Recordings of Henry Irving

Recording of Henry Irving reciting the opening speech of Richard III – Act I Scene 1

There are one or two minor divergences from the accepted text.


Richard IIIGloster:

Now is the winter of our discontent
Made glorious summer by this sun of York;
And all the clouds, that lower’d upon our house,
In the deep bosom of the ocean buried.
Now are our brows bound with victorious wreaths
Our bruised arms hung up for monuments;
Our stern alarums chang’d to merry meetings,
Our dreadful marches to delightful measures.
Grim-visag’d war hath smooth’d his wrinkled front;
And now, instead of mounting barbed steeds,
To fright the souls of fearful adversaries,
He capers nimbly in a lady’s chamber,
To the lascivious pleasing of a lute.
But I, that am not formed* for sportive tricks,
Nor made to court an amorous looking-glass;
I, that am rudely stamp’d, and want love’s majesty
To strut before a wanton ambling nymph:
I, that am curtail’d of this fair proportion,
Cheated of feature by dissembling nature,
Deform’d, unfinish’d, sent before my time
Into this breathing world, scarce half made up;
And that so lamely and unfashionable,
That dogs bark at me, as I halt by them;

Why I, in this weak piping time of peace


* Should be ‘shaped’

Recording of Henry Irving reciting a Wolsey speech from Henry VIII – Act III Scene 2

It is possible that this recording is spurious – certainly Laurence Irving, HI’s grandson and biographer, thought so. There are minor divergences from the authorised text.

WolseyAnonymous voice:

Sir Henry Irving recites an excerpt from King Henry the Eighth.  Ready, Sir Henry.
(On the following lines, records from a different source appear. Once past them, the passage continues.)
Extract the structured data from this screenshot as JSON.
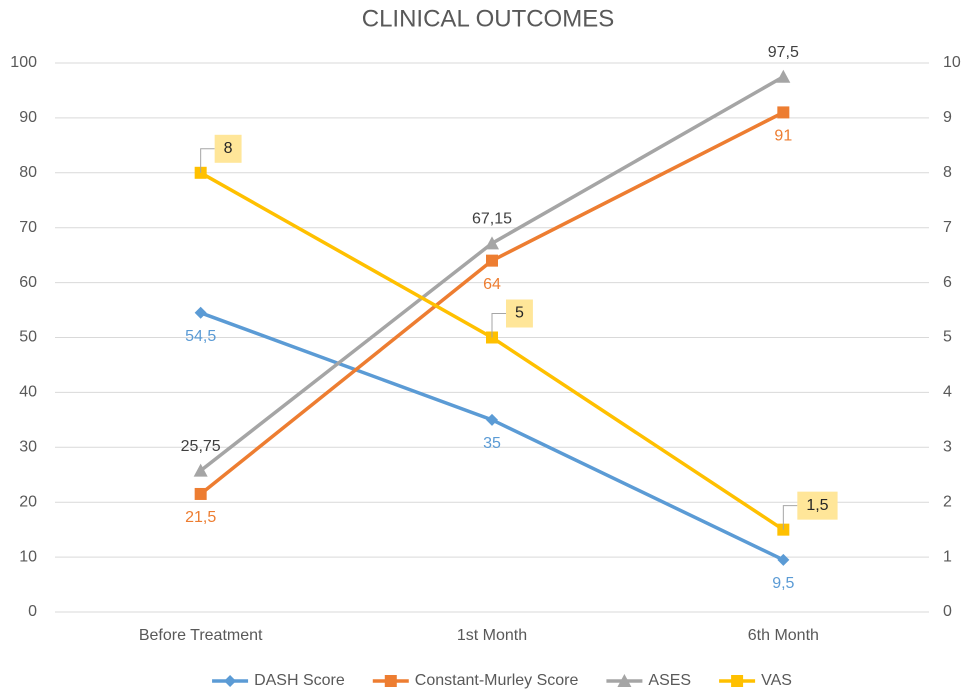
{
  "chart_data": {
    "type": "line",
    "title": "CLINICAL OUTCOMES",
    "categories": [
      "Before Treatment",
      "1st Month",
      "6th Month"
    ],
    "series": [
      {
        "name": "DASH Score",
        "color": "#5b9bd5",
        "marker": "diamond",
        "values": [
          54.5,
          35,
          9.5
        ],
        "value_labels": [
          "54,5",
          "35",
          "9,5"
        ]
      },
      {
        "name": "Constant-Murley Score",
        "color": "#ed7d31",
        "marker": "square",
        "values": [
          21.5,
          64,
          91
        ],
        "value_labels": [
          "21,5",
          "64",
          "91"
        ]
      },
      {
        "name": "ASES",
        "color": "#a5a5a5",
        "marker": "triangle",
        "values": [
          25.75,
          67.15,
          97.5
        ],
        "value_labels": [
          "25,75",
          "67,15",
          "97,5"
        ]
      },
      {
        "name": "VAS",
        "color": "#ffc000",
        "marker": "square",
        "axis": "y2",
        "values": [
          8,
          5,
          1.5
        ],
        "value_labels": [
          "8",
          "5",
          "1,5"
        ]
      }
    ],
    "ylim": [
      0,
      100
    ],
    "yticks": [
      0,
      10,
      20,
      30,
      40,
      50,
      60,
      70,
      80,
      90,
      100
    ],
    "y2lim": [
      0,
      10
    ],
    "y2ticks": [
      0,
      1,
      2,
      3,
      4,
      5,
      6,
      7,
      8,
      9,
      10
    ],
    "grid": true,
    "legend": "bottom"
  }
}
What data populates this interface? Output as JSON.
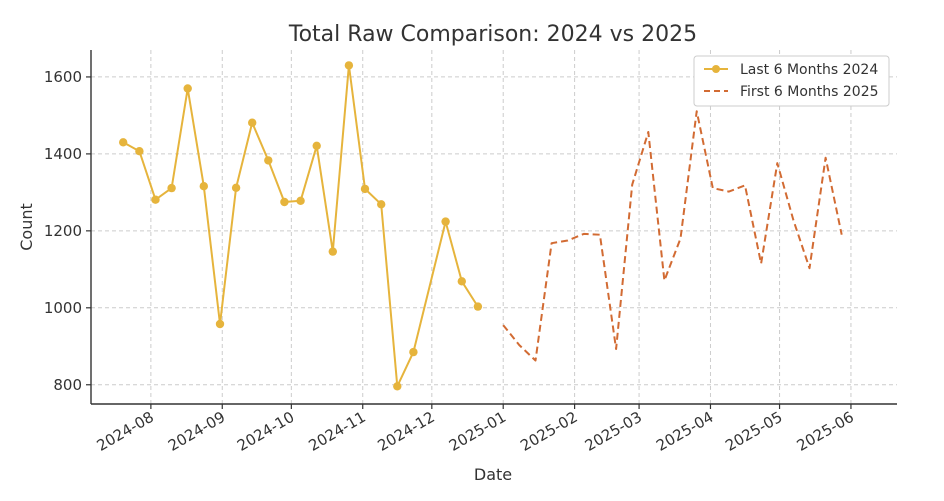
{
  "chart_data": {
    "type": "line",
    "title": "Total Raw Comparison: 2024 vs 2025",
    "xlabel": "Date",
    "ylabel": "Count",
    "xlim": [
      "2024-07-06",
      "2025-06-21"
    ],
    "ylim": [
      750,
      1670
    ],
    "y_ticks": [
      800,
      1000,
      1200,
      1400,
      1600
    ],
    "x_ticks": [
      "2024-08-01",
      "2024-09-01",
      "2024-10-01",
      "2024-11-01",
      "2024-12-01",
      "2025-01-01",
      "2025-02-01",
      "2025-03-01",
      "2025-04-01",
      "2025-05-01",
      "2025-06-01"
    ],
    "x_tick_labels": [
      "2024-08",
      "2024-09",
      "2024-10",
      "2024-11",
      "2024-12",
      "2025-01",
      "2025-02",
      "2025-03",
      "2025-04",
      "2025-05",
      "2025-06"
    ],
    "grid": true,
    "legend_position": "top-right",
    "series": [
      {
        "name": "Last 6 Months 2024",
        "style": "solid-marker",
        "color": "#E6B43C",
        "x": [
          "2024-07-20",
          "2024-07-27",
          "2024-08-03",
          "2024-08-10",
          "2024-08-17",
          "2024-08-24",
          "2024-08-31",
          "2024-09-07",
          "2024-09-14",
          "2024-09-21",
          "2024-09-28",
          "2024-10-05",
          "2024-10-12",
          "2024-10-19",
          "2024-10-26",
          "2024-11-02",
          "2024-11-09",
          "2024-11-16",
          "2024-11-23",
          "2024-12-07",
          "2024-12-14",
          "2024-12-21"
        ],
        "y": [
          1430,
          1407,
          1281,
          1311,
          1570,
          1316,
          958,
          1312,
          1481,
          1383,
          1275,
          1278,
          1421,
          1146,
          1630,
          1309,
          1269,
          796,
          885,
          1224,
          1069,
          1003
        ]
      },
      {
        "name": "First 6 Months 2025",
        "style": "dashed",
        "color": "#D26B33",
        "x": [
          "2025-01-01",
          "2025-01-08",
          "2025-01-15",
          "2025-01-22",
          "2025-01-29",
          "2025-02-05",
          "2025-02-12",
          "2025-02-19",
          "2025-02-26",
          "2025-03-05",
          "2025-03-12",
          "2025-03-19",
          "2025-03-26",
          "2025-04-02",
          "2025-04-09",
          "2025-04-16",
          "2025-04-23",
          "2025-04-30",
          "2025-05-07",
          "2025-05-14",
          "2025-05-21",
          "2025-05-28"
        ],
        "y": [
          955,
          903,
          863,
          1168,
          1175,
          1192,
          1190,
          893,
          1320,
          1457,
          1071,
          1180,
          1511,
          1311,
          1302,
          1318,
          1115,
          1376,
          1228,
          1103,
          1390,
          1190
        ]
      }
    ]
  }
}
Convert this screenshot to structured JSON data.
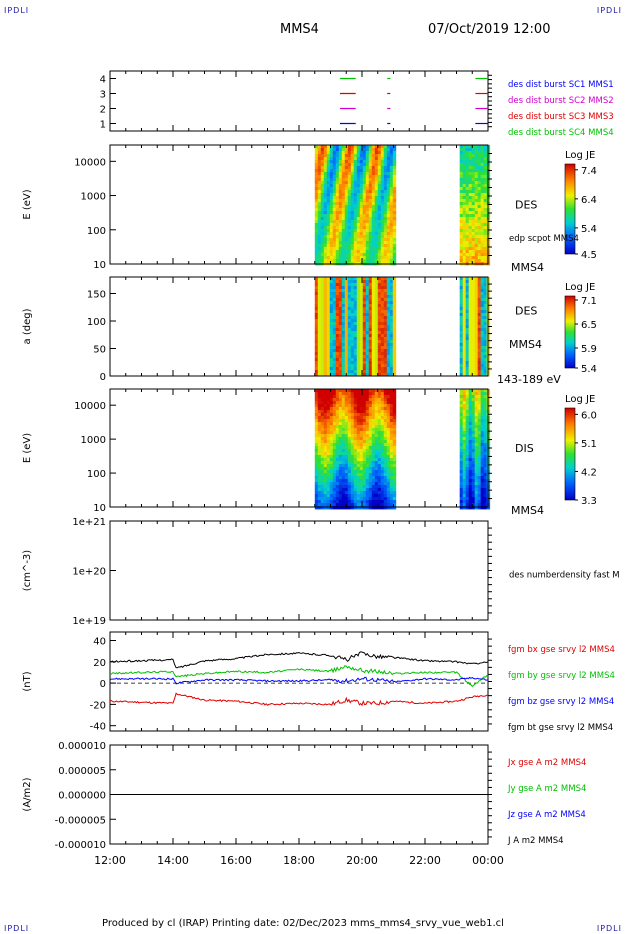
{
  "corner_tag": "IPDLI",
  "header": {
    "spacecraft": "MMS4",
    "datetime": "07/Oct/2019 12:00"
  },
  "footer": "Produced by cl (IRAP)   Printing date: 02/Dec/2023   mms_mms4_srvy_vue_web1.cl",
  "colors": {
    "mms1": "#0000ff",
    "mms2": "#d000d0",
    "mms3": "#e00000",
    "mms4": "#00c000",
    "bx": "#e00000",
    "by": "#00c000",
    "bz": "#0000ff",
    "bt": "#000000"
  },
  "chart_data": [
    {
      "type": "line",
      "panel": "burst-availability",
      "ylim": [
        0.5,
        4.5
      ],
      "y_ticks": [
        "1",
        "2",
        "3",
        "4"
      ],
      "legend": [
        "des dist burst SC1 MMS1",
        "des dist burst SC2 MMS2",
        "des dist burst SC3 MMS3",
        "des dist burst SC4 MMS4"
      ],
      "intervals_hours": [
        [
          19.3,
          19.8
        ],
        [
          20.8,
          20.9
        ],
        [
          23.6,
          24.0
        ]
      ]
    },
    {
      "type": "heatmap",
      "panel": "des-energy",
      "ylabel": "E (eV)",
      "y_scale": "log",
      "ylim": [
        10,
        30000
      ],
      "y_ticks": [
        "10",
        "100",
        "1000",
        "10000"
      ],
      "label": "DES",
      "sublabel": "edp scpot MMS4",
      "corner_label": "MMS4",
      "colorbar": {
        "title": "Log JE",
        "ticks": [
          "7.4",
          "6.4",
          "5.4",
          "4.5"
        ],
        "range": [
          4.5,
          7.6
        ]
      },
      "data_intervals_hours": [
        [
          18.5,
          21.0
        ],
        [
          23.1,
          24.0
        ]
      ]
    },
    {
      "type": "heatmap",
      "panel": "des-pitch-angle",
      "ylabel": "a (deg)",
      "ylim": [
        0,
        180
      ],
      "y_ticks": [
        "0",
        "50",
        "100",
        "150"
      ],
      "label": "DES",
      "sublabel": "MMS4",
      "corner_label": "143-189 eV",
      "colorbar": {
        "title": "Log JE",
        "ticks": [
          "7.1",
          "6.5",
          "5.9",
          "5.4"
        ],
        "range": [
          5.4,
          7.2
        ]
      },
      "data_intervals_hours": [
        [
          18.5,
          21.0
        ],
        [
          23.1,
          24.0
        ]
      ]
    },
    {
      "type": "heatmap",
      "panel": "dis-energy",
      "ylabel": "E (eV)",
      "y_scale": "log",
      "ylim": [
        10,
        30000
      ],
      "y_ticks": [
        "10",
        "100",
        "1000",
        "10000"
      ],
      "label": "DIS",
      "corner_label": "MMS4",
      "colorbar": {
        "title": "Log JE",
        "ticks": [
          "6.0",
          "5.1",
          "4.2",
          "3.3"
        ],
        "range": [
          3.3,
          6.2
        ]
      },
      "data_intervals_hours": [
        [
          18.5,
          21.0
        ],
        [
          23.1,
          24.0
        ]
      ]
    },
    {
      "type": "line",
      "panel": "density",
      "ylabel": "(cm^-3)",
      "y_scale": "log",
      "ylim": [
        1e+19,
        1e+21
      ],
      "y_ticks": [
        "1e+19",
        "1e+20",
        "1e+21"
      ],
      "legend": [
        "des numberdensity fast M"
      ]
    },
    {
      "type": "line",
      "panel": "magnetic-field",
      "ylabel": "(nT)",
      "ylim": [
        -45,
        48
      ],
      "y_ticks": [
        "-40",
        "-20",
        "0",
        "20",
        "40"
      ],
      "legend": [
        "fgm bx gse srvy l2 MMS4",
        "fgm by gse srvy l2 MMS4",
        "fgm bz gse srvy l2 MMS4",
        "fgm bt gse srvy l2 MMS4"
      ],
      "x_hours": [
        12,
        13,
        14,
        14.1,
        15,
        16,
        17,
        18,
        19,
        19.5,
        20,
        20.5,
        21,
        22,
        23,
        23.5,
        24
      ],
      "series": [
        {
          "name": "fgm bx gse srvy l2 MMS4",
          "values": [
            -17,
            -18,
            -19,
            -10,
            -16,
            -17,
            -20,
            -19,
            -20,
            -16,
            -19,
            -19,
            -17,
            -19,
            -17,
            -13,
            -11
          ]
        },
        {
          "name": "fgm by gse srvy l2 MMS4",
          "values": [
            9,
            10,
            11,
            6,
            9,
            11,
            10,
            13,
            11,
            16,
            12,
            11,
            9,
            10,
            10,
            -3,
            8
          ]
        },
        {
          "name": "fgm bz gse srvy l2 MMS4",
          "values": [
            4,
            4,
            4,
            0,
            3,
            3,
            2,
            2,
            3,
            2,
            4,
            3,
            1,
            4,
            3,
            5,
            3
          ]
        },
        {
          "name": "fgm bt gse srvy l2 MMS4",
          "values": [
            20,
            21,
            22,
            14,
            21,
            23,
            27,
            28,
            26,
            22,
            28,
            25,
            24,
            21,
            20,
            18,
            20
          ]
        }
      ]
    },
    {
      "type": "line",
      "panel": "current-density",
      "ylabel": "(A/m2)",
      "ylim": [
        -1e-05,
        1e-05
      ],
      "y_ticks": [
        "0.000010",
        "0.000005",
        "0.000000",
        "-0.000005",
        "-0.000010"
      ],
      "legend": [
        "Jx gse A m2 MMS4",
        "Jy gse A m2 MMS4",
        "Jz gse A m2 MMS4",
        "J A m2 MMS4"
      ],
      "x_hours": [
        12,
        24
      ],
      "series": [
        {
          "name": "J A m2 MMS4",
          "values": [
            0,
            0
          ]
        }
      ]
    }
  ],
  "x_axis": {
    "ticks": [
      "12:00",
      "14:00",
      "16:00",
      "18:00",
      "20:00",
      "22:00",
      "00:00"
    ],
    "range_hours": [
      12,
      24
    ]
  }
}
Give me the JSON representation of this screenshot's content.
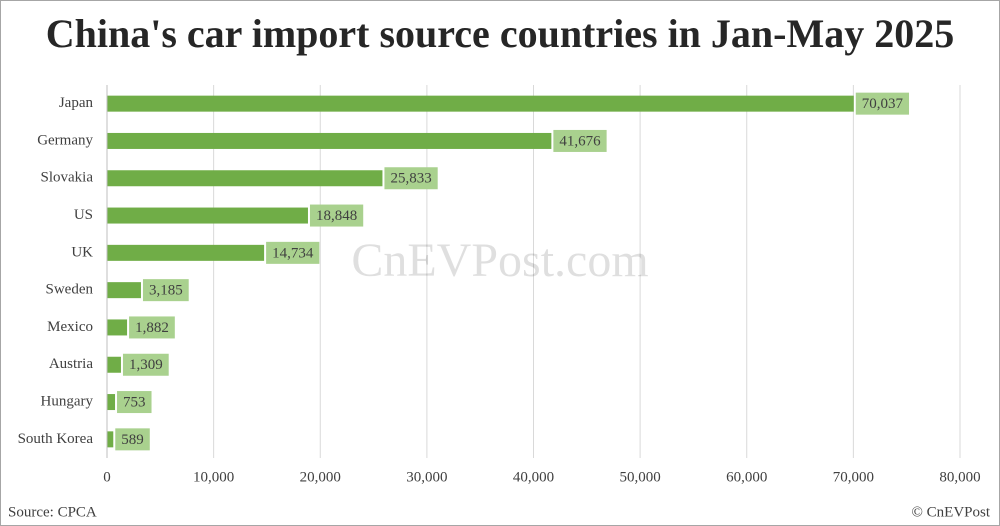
{
  "chart_data": {
    "type": "bar",
    "orientation": "horizontal",
    "title": "China's car import source countries in Jan-May 2025",
    "categories": [
      "Japan",
      "Germany",
      "Slovakia",
      "US",
      "UK",
      "Sweden",
      "Mexico",
      "Austria",
      "Hungary",
      "South Korea"
    ],
    "values": [
      70037,
      41676,
      25833,
      18848,
      14734,
      3185,
      1882,
      1309,
      753,
      589
    ],
    "value_labels": [
      "70,037",
      "41,676",
      "25,833",
      "18,848",
      "14,734",
      "3,185",
      "1,882",
      "1,309",
      "753",
      "589"
    ],
    "color": "#70ad47",
    "label_color": "#a9d18e",
    "xlim": [
      0,
      80000
    ],
    "xticks": [
      0,
      {
        "value": 10000,
        "label": "10,000"
      },
      {
        "value": 20000,
        "label": "20,000"
      },
      {
        "value": 30000,
        "label": "30,000"
      },
      {
        "value": 40000,
        "label": "40,000"
      },
      {
        "value": 50000,
        "label": "50,000"
      },
      {
        "value": 60000,
        "label": "60,000"
      },
      {
        "value": 70000,
        "label": "70,000"
      },
      {
        "value": 80000,
        "label": "80,000"
      }
    ],
    "grid": true,
    "source": "Source: CPCA",
    "copyright": "© CnEVPost",
    "watermark": "CnEVPost.com"
  }
}
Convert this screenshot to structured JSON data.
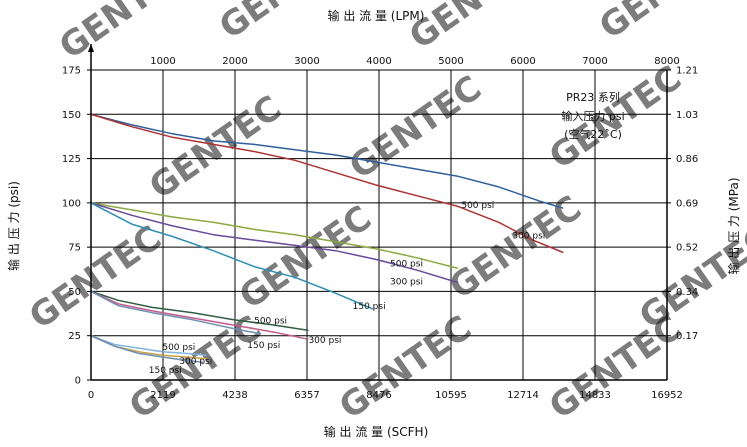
{
  "chart_data": {
    "type": "line",
    "top_axis_title": "输 出 流 量 (LPM)",
    "bottom_axis_title": "输 出 流 量 (SCFH)",
    "left_axis_title": "输 出 压 力 (psi)",
    "right_axis_title": "输 出 压 力 (MPa)",
    "x_ticks_bottom": [
      "0",
      "2119",
      "4238",
      "6357",
      "8476",
      "10595",
      "12714",
      "14833",
      "16952"
    ],
    "x_ticks_top": [
      "1000",
      "2000",
      "3000",
      "4000",
      "5000",
      "6000",
      "7000",
      "8000"
    ],
    "y_ticks_left": [
      "0",
      "25",
      "50",
      "75",
      "100",
      "125",
      "150",
      "175"
    ],
    "y_ticks_right": [
      "0.17",
      "0.34",
      "0.52",
      "0.69",
      "0.86",
      "1.03",
      "1.21"
    ],
    "xlim": [
      0,
      16952
    ],
    "ylim": [
      0,
      175
    ],
    "grid": true,
    "info_box": [
      "PR23 系列",
      "输入压力 psi",
      "(空气22˚C)"
    ],
    "watermark": "GENTEC",
    "colors": {
      "blue": "#2f5f9e",
      "red": "#b03333",
      "green": "#8aaa3e",
      "purple": "#6a4a9a",
      "cyan": "#2c8fb3",
      "dark_green": "#2f5f3f",
      "pink": "#c45c8a",
      "grey_blue": "#6f8fb3",
      "light_blue": "#7fb2dd",
      "tan": "#c8a04a",
      "grid": "#000000"
    },
    "series": [
      {
        "group": "input_150",
        "color": "blue",
        "label": "500 psi",
        "label_at": [
          10900,
          97
        ],
        "x": [
          0,
          1200,
          2400,
          3600,
          4800,
          6000,
          7200,
          8400,
          9600,
          10800,
          12000,
          13200,
          13900
        ],
        "y": [
          150,
          144,
          139,
          135,
          133,
          130,
          127,
          123,
          119,
          115,
          109,
          101,
          97
        ]
      },
      {
        "group": "input_150",
        "color": "red",
        "label": "300 psi",
        "label_at": [
          12400,
          80
        ],
        "x": [
          0,
          1200,
          2400,
          3600,
          4800,
          6000,
          7200,
          8400,
          9600,
          10800,
          12000,
          13000,
          13900
        ],
        "y": [
          150,
          143,
          137,
          133,
          129,
          124,
          117,
          110,
          104,
          98,
          89,
          79,
          72
        ]
      },
      {
        "group": "input_100",
        "color": "green",
        "label": "500 psi",
        "label_at": [
          8800,
          64
        ],
        "x": [
          0,
          1200,
          2400,
          3600,
          4800,
          6000,
          7200,
          8400,
          9600,
          10800
        ],
        "y": [
          100,
          96,
          92,
          89,
          85,
          82,
          78,
          74,
          69,
          63
        ]
      },
      {
        "group": "input_100",
        "color": "purple",
        "label": "300 psi",
        "label_at": [
          8800,
          54
        ],
        "x": [
          0,
          1200,
          2400,
          3600,
          4800,
          6000,
          7200,
          8400,
          9600,
          10800
        ],
        "y": [
          100,
          93,
          87,
          82,
          79,
          76,
          73,
          68,
          62,
          55
        ]
      },
      {
        "group": "input_100",
        "color": "cyan",
        "label": "150 psi",
        "label_at": [
          7700,
          40
        ],
        "x": [
          0,
          1200,
          2400,
          3600,
          4800,
          6000,
          7200,
          8300
        ],
        "y": [
          100,
          88,
          81,
          73,
          64,
          58,
          49,
          40
        ]
      },
      {
        "group": "input_50",
        "color": "dark_green",
        "label": "500 psi",
        "label_at": [
          4800,
          32
        ],
        "x": [
          0,
          800,
          1800,
          3000,
          4200,
          5400,
          6400
        ],
        "y": [
          50,
          45,
          41,
          38,
          34,
          31,
          28
        ]
      },
      {
        "group": "input_50",
        "color": "pink",
        "label": "300 psi",
        "label_at": [
          6400,
          21
        ],
        "x": [
          0,
          800,
          1800,
          3000,
          4200,
          5400,
          6400
        ],
        "y": [
          50,
          43,
          39,
          35,
          31,
          27,
          23
        ]
      },
      {
        "group": "input_50",
        "color": "grey_blue",
        "label": "150 psi",
        "label_at": [
          4600,
          18
        ],
        "x": [
          0,
          800,
          1800,
          3000,
          4200,
          5000
        ],
        "y": [
          50,
          42,
          38,
          34,
          29,
          26
        ]
      },
      {
        "group": "input_25",
        "color": "light_blue",
        "label": "500 psi",
        "label_at": [
          2100,
          17
        ],
        "x": [
          0,
          700,
          1400,
          2100,
          2800,
          3400
        ],
        "y": [
          25,
          20,
          18,
          16,
          15,
          14
        ]
      },
      {
        "group": "input_25",
        "color": "tan",
        "label": "300 psi",
        "label_at": [
          2600,
          9
        ],
        "x": [
          0,
          700,
          1400,
          2100,
          2800,
          3400
        ],
        "y": [
          25,
          19,
          16,
          14,
          13,
          12
        ]
      },
      {
        "group": "input_25",
        "color": "grey_blue",
        "label": "150 psi",
        "label_at": [
          1700,
          4
        ],
        "x": [
          0,
          700,
          1400,
          2100,
          2800,
          3300
        ],
        "y": [
          25,
          19,
          15,
          13,
          11,
          10
        ]
      }
    ]
  }
}
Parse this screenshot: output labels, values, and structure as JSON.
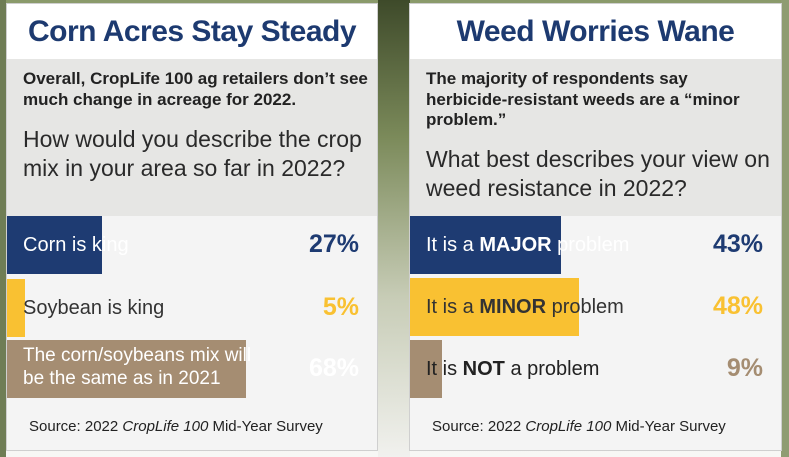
{
  "chart_data": [
    {
      "type": "bar",
      "title": "Corn Acres Stay Steady",
      "subtitle": "Overall, CropLife 100 ag retailers don’t see much change in acreage for 2022.",
      "question": "How would you describe the crop mix in your area so far in 2022?",
      "categories": [
        "Corn is king",
        "Soybean is king",
        "The corn/soybeans mix will be the same as in 2021"
      ],
      "values": [
        27,
        5,
        68
      ],
      "value_labels": [
        "27%",
        "5%",
        "68%"
      ],
      "colors": [
        "#1e3b72",
        "#f9c132",
        "#a58d72"
      ],
      "pct_colors": [
        "#1e3b72",
        "#f9c132",
        "#ffffff"
      ],
      "label_colors": [
        "#ffffff",
        "#333333",
        "#ffffff"
      ],
      "xlim": [
        0,
        100
      ],
      "source_prefix": "Source: 2022 ",
      "source_italic": "CropLife 100",
      "source_suffix": " Mid-Year Survey"
    },
    {
      "type": "bar",
      "title": "Weed Worries Wane",
      "subtitle": "The majority of respondents say herbicide-resistant weeds are a “minor problem.”",
      "question": "What best describes your view on weed resistance in 2022?",
      "categories": [
        "It is a MAJOR problem",
        "It is a MINOR problem",
        "It is NOT a problem"
      ],
      "label_parts": [
        [
          "It is a ",
          "MAJOR",
          " problem"
        ],
        [
          "It is a ",
          "MINOR",
          " problem"
        ],
        [
          "It is ",
          "NOT",
          " a problem"
        ]
      ],
      "values": [
        43,
        48,
        9
      ],
      "value_labels": [
        "43%",
        "48%",
        "9%"
      ],
      "colors": [
        "#1e3b72",
        "#f9c132",
        "#a58d72"
      ],
      "pct_colors": [
        "#1e3b72",
        "#f9c132",
        "#a58d72"
      ],
      "label_colors": [
        "#ffffff",
        "#333333",
        "#222222"
      ],
      "xlim": [
        0,
        100
      ],
      "source_prefix": "Source: 2022 ",
      "source_italic": "CropLife 100",
      "source_suffix": " Mid-Year Survey"
    }
  ]
}
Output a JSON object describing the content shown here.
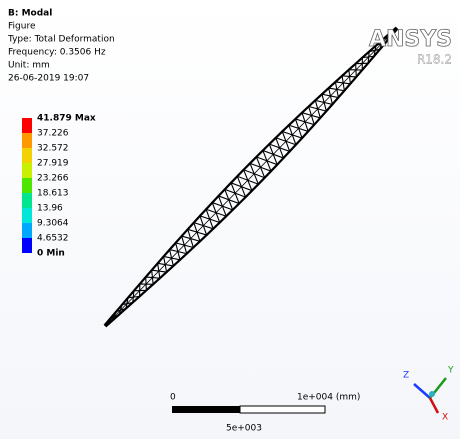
{
  "header": {
    "title": "B: Modal",
    "lines": [
      "Figure",
      "Type: Total Deformation",
      "Frequency: 0.3506 Hz",
      "Unit: mm",
      "26-06-2019 19:07"
    ]
  },
  "legend": {
    "labels": [
      "41.879 Max",
      "37.226",
      "32.572",
      "27.919",
      "23.266",
      "18.613",
      "13.96",
      "9.3064",
      "4.6532",
      "0 Min"
    ],
    "colors": [
      "#ff0000",
      "#ff9900",
      "#f2d200",
      "#c8f000",
      "#4ee600",
      "#00e690",
      "#00e6d8",
      "#00a8ff",
      "#0000ff"
    ]
  },
  "logo": {
    "name": "ANSYS",
    "version": "R18.2"
  },
  "scale_bar": {
    "start": "0",
    "end": "1e+004 (mm)",
    "mid": "5e+003"
  },
  "triad": {
    "axes": [
      "Z",
      "Y",
      "X"
    ]
  }
}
Cromwell, I did not think to shed a tear
In all my miseries; but thou hast forc’d me,
Out of thy honest truth, to play the woman.
Let’s dry our eyes: and thus far hear me, Cromwell;
And when I am forgotten, as I shall be;
And sleep in dull cold marble, where no mention
Of me must more be heard, then say I taught thee;
Say, Wolsey, that once trod the ways of glory,
Found thee a way, out of his wrack, to rise in;
A sure and safe one, though thy master miss’d it.
Mark but my fall, and that which ruin’d me.
Cromwell, I charge thee, fling away ambition;
By that sin fell the angels how can man then,
The image of his Maker, hope to win by’t?
Love thyself last : cherish e’en hearts that hate thee;
Corruption wins not more than honesty
Still in thy right hand carry gentle peace,
To silence envious tongues: be just and fear not:
Let all the ends thou aim’st at be thy country’s,
Thy God’s, and truth’s; then if thou fall’st, 0 Cromwell,
Thou fall’st a blessed martyr. . 0 Cromwell, Cromwell,
Had I but serv’d my God with half the zeal
I serv’d my king, he would not in mine age
Have left me naked to mine enemies.
Come Cromwell, Let us go in. My spirit is broken Ahhhh.

I consider that one of the finest passages in Shakespeare.